Henry prese il portafoglio dalla tasca, e sfilò la foto di suo padre. La accarezzò. Suo padre si era impegnato così a lungo nelle sue ricerche sul passato, che ne aveva assorbito i modi ed i costumi. Ricordava come era felice quando lo lasciavano ascoltare quei pochi radioamatori che ancora trasmettevano sulle onde dell'etere, seduto in poltrona a guardare il caminetto lambire con le sue fiamme l'aria circostante. In quella foto appare al bar del suo amico e socio Edward, seduti a studiare le carte ed a stamparne degli appunti. Com'era ridicolo con quella sua camicia a righe, le bretelle, e quella stupida macchina da scrivere che non funzionava mai. Solo lui sapeva rimetterla in funzione dopo che il foglio si incastrava nel meccanismo in fondo a destra. Eppure gli piaceva così tanto usarla.
Daniel spezzò il suo ricordo.
- Ancora non ho capito come hai fatto a trovarli.
- Ogni tanto qualcosa sfugge ancora alla censura.
- Di che periodo erano?
- La maggior parte del Medioevo, ma mi è capitato persino qualche cosa del Rinascimento.
- Beh...dovrebbero aspettarselo che a quel tempo ci si cimentassero parecchio sul mondo e sulla natura.
- Nel Medioevo?
- No certo.
- Ah beh. Allora sì. Mah, credo che sia una questione di quantità. Purtroppo quelle sono lingue che la macchina non riesce mai a decodificare del tutto. Forse perché spesso non ci riescono neanche gli uomini.
- Ma...con tutti questi studi...sei riuscito a capire quando...quando cominciò tutto?
- Se dicessi che non c'ho provato mentirei enormemente. Se dicessi che ci sono riuscito, forse mentirei di più.
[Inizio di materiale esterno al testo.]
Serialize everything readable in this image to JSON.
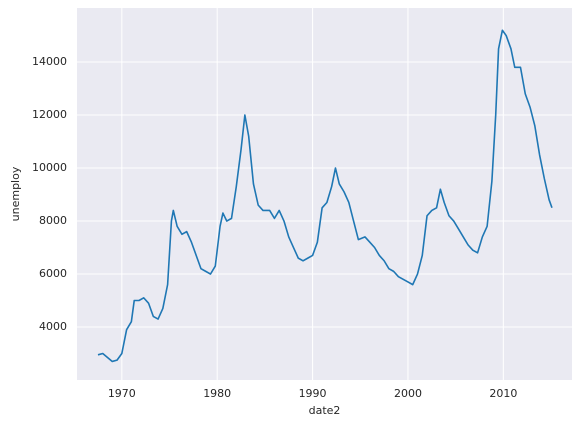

Ma un'idea mia personale me la sono fatta.
- Trecento? Cinquecento? Mille anni fa?
- Secondo me...non più di centocinquant'anni fa.
- Eh! Com'è possibile che sia successo tutto quanto in così poco tempo?!
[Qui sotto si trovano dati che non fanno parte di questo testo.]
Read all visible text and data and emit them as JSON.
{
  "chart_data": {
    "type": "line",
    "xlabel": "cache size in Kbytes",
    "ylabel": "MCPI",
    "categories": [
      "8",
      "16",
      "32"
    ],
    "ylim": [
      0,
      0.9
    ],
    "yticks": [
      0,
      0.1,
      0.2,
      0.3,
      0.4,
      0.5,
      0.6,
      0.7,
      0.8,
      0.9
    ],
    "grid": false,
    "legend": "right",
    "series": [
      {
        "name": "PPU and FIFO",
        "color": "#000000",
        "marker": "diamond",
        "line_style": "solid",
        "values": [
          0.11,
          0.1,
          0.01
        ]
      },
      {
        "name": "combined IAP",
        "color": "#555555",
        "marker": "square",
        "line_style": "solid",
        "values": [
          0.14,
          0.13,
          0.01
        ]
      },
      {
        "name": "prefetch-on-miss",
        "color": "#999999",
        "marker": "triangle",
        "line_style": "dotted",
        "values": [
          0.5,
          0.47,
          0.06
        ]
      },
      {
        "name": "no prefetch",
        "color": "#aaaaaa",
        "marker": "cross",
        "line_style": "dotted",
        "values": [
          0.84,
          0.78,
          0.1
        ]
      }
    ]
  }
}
- Poco...è relativo ai mezzi. Ho letto un libro di tale Nostradamus...disse che nell'anno Duemila sarebbe cominciata la fine del mondo.
- Ti prego non cominciare con queste storie. Ne ho sentite in quantità. Il mondo non è finito, si è solo scaldato un po' troppo. Succede quando vivi in una serra di mezzo miliardo di metri quadrati.
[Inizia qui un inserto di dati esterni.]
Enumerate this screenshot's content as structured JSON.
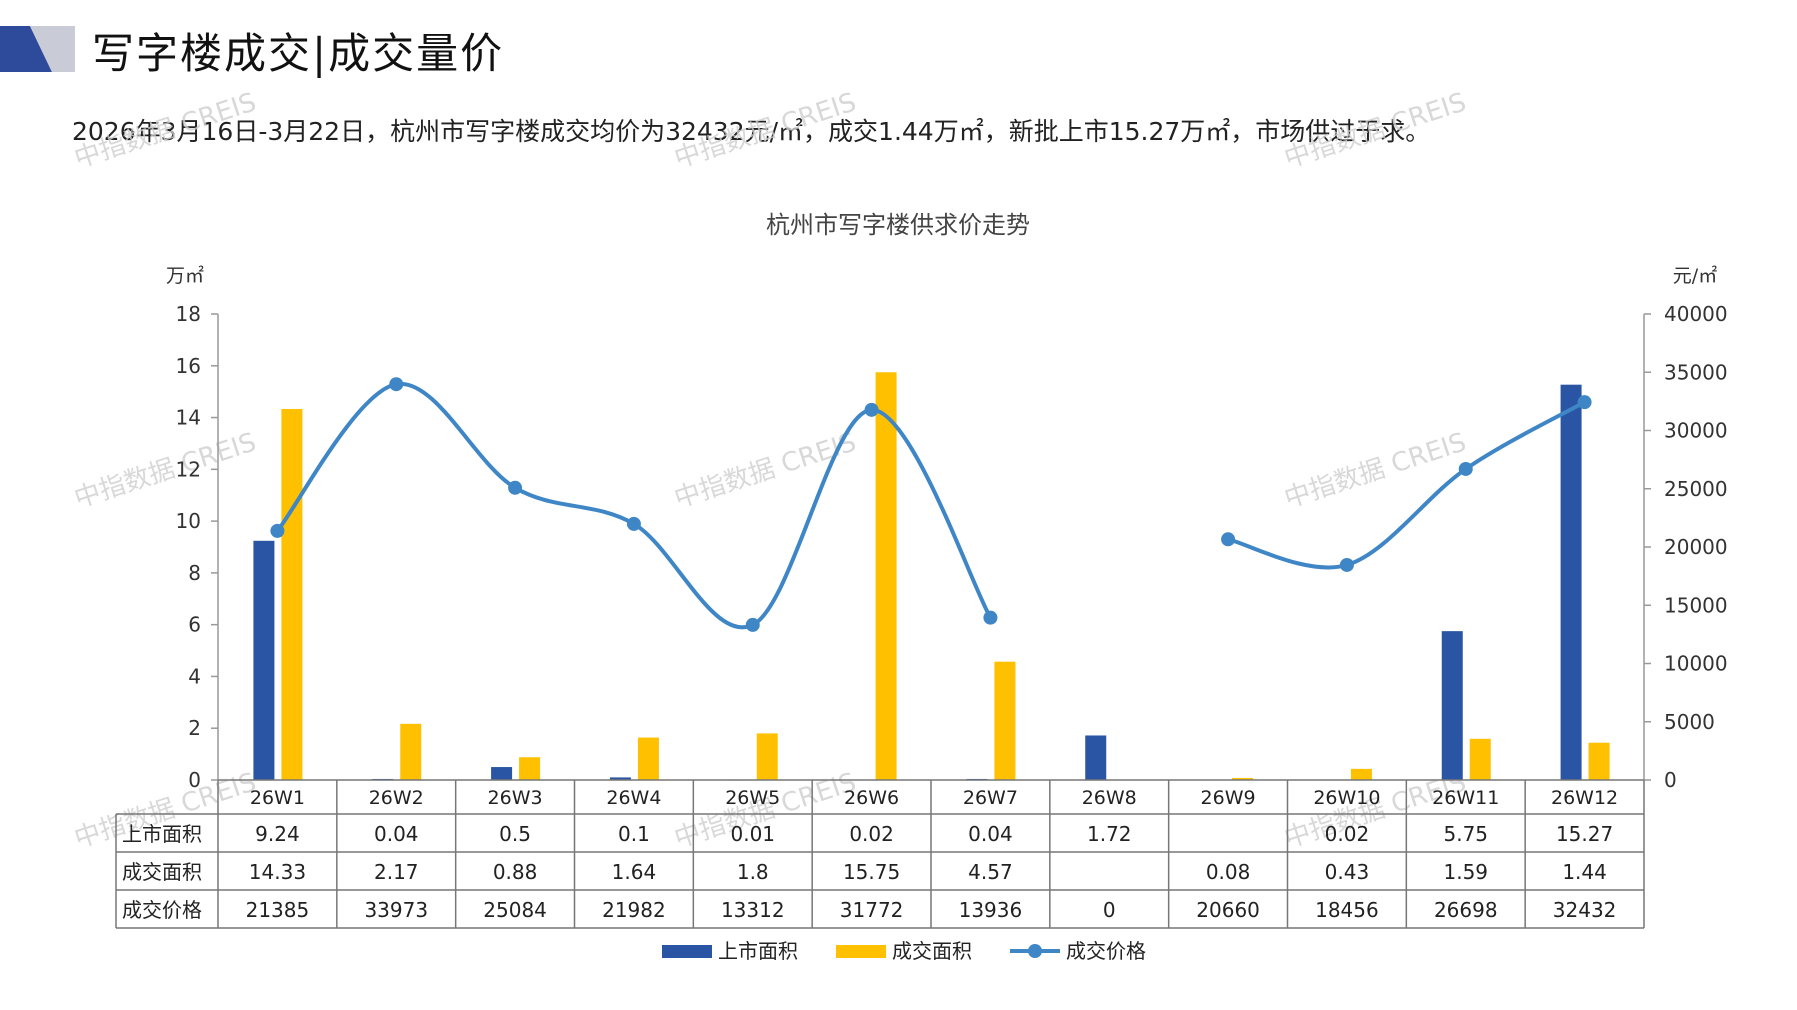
{
  "header": {
    "title": "写字楼成交|成交量价",
    "summary": "2026年3月16日-3月22日，杭州市写字楼成交均价为32432元/㎡，成交1.44万㎡，新批上市15.27万㎡，市场供过于求。"
  },
  "watermark": "中指数据 CREIS",
  "colors": {
    "listed": "#2a55a4",
    "transacted": "#ffc000",
    "price": "#3f86c6",
    "logo_dark": "#2e4a9a",
    "logo_light": "#c9ccd6"
  },
  "chart_data": {
    "type": "bar",
    "title": "杭州市写字楼供求价走势",
    "y_left_unit": "万㎡",
    "y_right_unit": "元/㎡",
    "y_left_range": [
      0,
      18
    ],
    "y_left_ticks": [
      "0",
      "2",
      "4",
      "6",
      "8",
      "10",
      "12",
      "14",
      "16",
      "18"
    ],
    "y_right_range": [
      0,
      40000
    ],
    "y_right_ticks": [
      "0",
      "5000",
      "10000",
      "15000",
      "20000",
      "25000",
      "30000",
      "35000",
      "40000"
    ],
    "categories": [
      "26W1",
      "26W2",
      "26W3",
      "26W4",
      "26W5",
      "26W6",
      "26W7",
      "26W8",
      "26W9",
      "26W10",
      "26W11",
      "26W12"
    ],
    "series": [
      {
        "name": "上市面积",
        "kind": "bar",
        "axis": "left",
        "values": [
          9.24,
          0.04,
          0.5,
          0.1,
          0.01,
          0.02,
          0.04,
          1.72,
          null,
          0.02,
          5.75,
          15.27
        ],
        "labels": [
          "9.24",
          "0.04",
          "0.5",
          "0.1",
          "0.01",
          "0.02",
          "0.04",
          "1.72",
          "",
          "0.02",
          "5.75",
          "15.27"
        ]
      },
      {
        "name": "成交面积",
        "kind": "bar",
        "axis": "left",
        "values": [
          14.33,
          2.17,
          0.88,
          1.64,
          1.8,
          15.75,
          4.57,
          null,
          0.08,
          0.43,
          1.59,
          1.44
        ],
        "labels": [
          "14.33",
          "2.17",
          "0.88",
          "1.64",
          "1.8",
          "15.75",
          "4.57",
          "",
          "0.08",
          "0.43",
          "1.59",
          "1.44"
        ]
      },
      {
        "name": "成交价格",
        "kind": "line",
        "axis": "right",
        "values": [
          21385,
          33973,
          25084,
          21982,
          13312,
          31772,
          13936,
          0,
          20660,
          18456,
          26698,
          32432
        ],
        "labels": [
          "21385",
          "33973",
          "25084",
          "21982",
          "13312",
          "31772",
          "13936",
          "0",
          "20660",
          "18456",
          "26698",
          "32432"
        ]
      }
    ],
    "legend_position": "bottom"
  }
}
- Sì ma secondo me non è stata una serra dal principio.
Daniel poggiò i piedi per terra e avvicinò le orecchie ad Henry.
- Che intendi dire?
- Le mie ricerche riguardano questo...non ne sono sicuro ma secondo me c'entra il cambiamento di come l'uomo viveva prima rispetto ad ora.
Daniel fece cadere le spalle, si alzò con flemma e diresse i passi lontano da Henry.
- Sì, come no, non ci sono più le mezze stagioni.
- Veramente noi non le abbiamo mai avute.
- Hai capito.
L'attesa consumò ancora alcuni minuti, finché si sentì bussare.
Daniel comparve in compagnia del suo fido scudiero.
- Enrico, sai che fare. Mi raccomando, vacci piano, è un pezzo grosso, mica come Henry.
Si guardarono con Henry e ne risero come due adolescenti.
In un attimo la porta si aprì quel tanto necessario per far entrare il tizio sulla soglia. La procedura era la stessa, senza molta delicatezza, ma stavolta la misura della maschera era quella giusta.
Tempo per l'uomo di ricomporsi, si alzò e distintamente saluto i presenti.
- Salve fratelli.
- Salve dottor Richardson. La stavamo aspettando con impazienza.
- Non preoccupatevi fratelli, procede tutto come previsto.
Detto questo, si precipitò con lentezza verso il palchetto. Portava con sé una piccola valigetta di cuoio nero, molto elegante ma evidentemente logora.
Henry lo seguì agitato.
- Dottore, volevo renderle noti i risultati della mia ultima ricerca.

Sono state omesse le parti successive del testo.